Reputation: 73
I am trying to join two dataframe in pyspark as below:
df1 :
+----------+----------+--------------------+-----+
|FIRST_NAME| LAST_NAME| COMPANY_NAME|CCODE|
+----------+----------+--------------------+-----+
| Rebbecca| Didio|Brandt, Jonathan ...| AU|
| Stevie| Hallo|Landrum Temporary...| US|
| Mariko| Stayer| Inabinet, Macre Esq| BR|
| Gerardo| Woodka|Morris Downing & ...| US|
| Mayra| Bena| Buelt, David L Esq| CN|
| Idella| Scotland|Artesian Ice & Co...| UK|
| Sherill| Klar| Midway Hotel| CA|
+----------+----------+--------------------+-----+
DF2:
+--------------------+-----------+
| COUNTRY|COUNTRYCODE|
+--------------------+-----------+
| United Kingdom| UK|
| United States| US|
|United Arab Emirates| AE|
| Canada| CA|
| Brazil| BR|
| India| IN|
+--------------------+-----------+
I am trying to join two dataframe on df1.CCODE == df2.COUNTRYCODE but its not working:
df1 = df1.alias('df1')
df2 = df2.alias('df2')
tgt_tbl_col='COUNTRYCODE'
src_tbl_col='CCODE'
join_type = 'INNER'
merge_df = df1.join(df2, df2.tgt_tbl_col == df1.src_tbl_col, how=join_type)
Error:
AttributeError: 'DataFrame' object has no attribute 'tgt_tbl_col'
/databricks/spark/python/pyspark/sql/dataframe.py in __getattr__(self, name)
1332 if name not in self.columns:
1333 raise AttributeError(
-> 1334 "'%s' object has no attribute '%s'" % (self.__class__.__name__, name))
1335 jc = self._jdf.apply(name)
1336 return Column(jc)
However, the same is working when I am making both of the column name same and run the below:
merge_df = df1.join(df2, on=[tgt_tbl_col], how=join_type)
Need suggestion on this.
Version: Apache Spark 2.4.5, Scala 2.11, python 3.8
Upvotes: 1
Views: 4419
Reputation: 1171
please note tgt_tbl_col is not a column name in df2, hence it will throw an error.
Hence you can do as below:
from pyspark.sql.functions import col
merge_df = df1.join(df2, col(tgt_tbl_col) == col(src_tbl_col), how=join_type)
Alternately you can directly write like this:
merge_df = df1.join(df2, df1.CCODE == df2.COUNTRYCODE , "inner")
Note: If you don't specify "inner" in the above statement. It's fine as spark by default considers inner join.
In your further question you said when you are writing as below its working: merge_df = df1.join(df2, on=[tgt_tbl_col], how=join_type)
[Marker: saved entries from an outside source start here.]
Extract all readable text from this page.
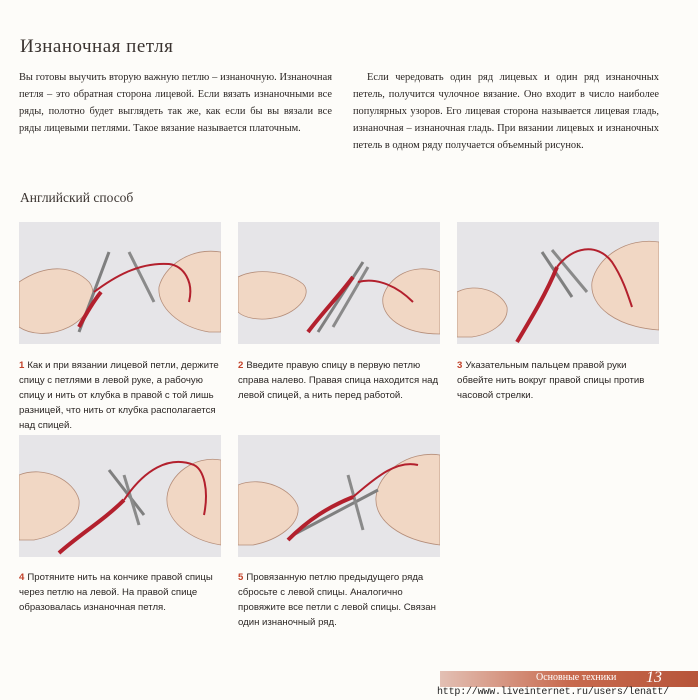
Изнаночная петля
Вы готовы выучить вторую важную петлю – изнаночную. Изнаночная петля – это обратная сторона лицевой. Если вязать изнаночными все ряды, полотно будет выглядеть так же, как если бы вы вязали все ряды лицевыми петлями. Такое вязание называется платочным.
Если чередовать один ряд лицевых и один ряд изнаночных петель, получится чулочное вязание. Оно входит в число наиболее популярных узоров. Его лицевая сторона называется лицевая гладь, изнаночная – изнаночная гладь. При вязании лицевых и изнаночных петель в одном ряду получается объемный рисунок.
Английский способ
1 Как и при вязании лицевой петли, держите спицу с петлями в левой руке, а рабочую спицу и нить от клубка в правой с той лишь разницей, что нить от клубка располагается над спицей.
2 Введите правую спицу в первую петлю справа налево. Правая спица находится над левой спицей, а нить перед работой.
3 Указательным пальцем правой руки обвейте нить вокруг правой спицы против часовой стрелки.
4 Протяните нить на кончике правой спицы через петлю на левой. На правой спице образовалась изнаночная петля.
5 Провязанную петлю предыдущего ряда сбросьте с левой спицы. Аналогично провяжите все петли с левой спицы. Связан один изнаночный ряд.
Основные техники 13
http://www.liveinternet.ru/users/lenatt/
In your case, you are passing tgt_tbl_col(i.e.'COUNTRYCODE') as a string, it will work only if you rename CCODE column in the df1 table as COUNTRYCODE, else it will throw an error.
Note: If both tables have the same column name on which you want to join, then you can directly pass only the column name as a string instead of mentioning column names of both tables as conditions.
Upvotes: 1
Reputation: 126
Your code is failing because it is trying to take the variable name as property of df1 instead of "CCODE" so df1.tgt_tbl_col is giving error. Try the below code which uses col function which works. If you are fine with renaming the df1 column CCODE to COUNTRYCODE then @Sampath 's answer will be fine
Note: Make sure when giving the condition col1 and col2 should be in order of join i.e df1.join(df2 .... so col1 must be df1 column and col2 must be df2 column
from pyspark.sql import functions as sf
col1="CCODE"
col2="COUNTRYCODE"
condition = sf.col(col1) == sf.col(col2)
join_type = "inner"
df1.join(df2, condition, how=join_type).show()
Upvotes: 0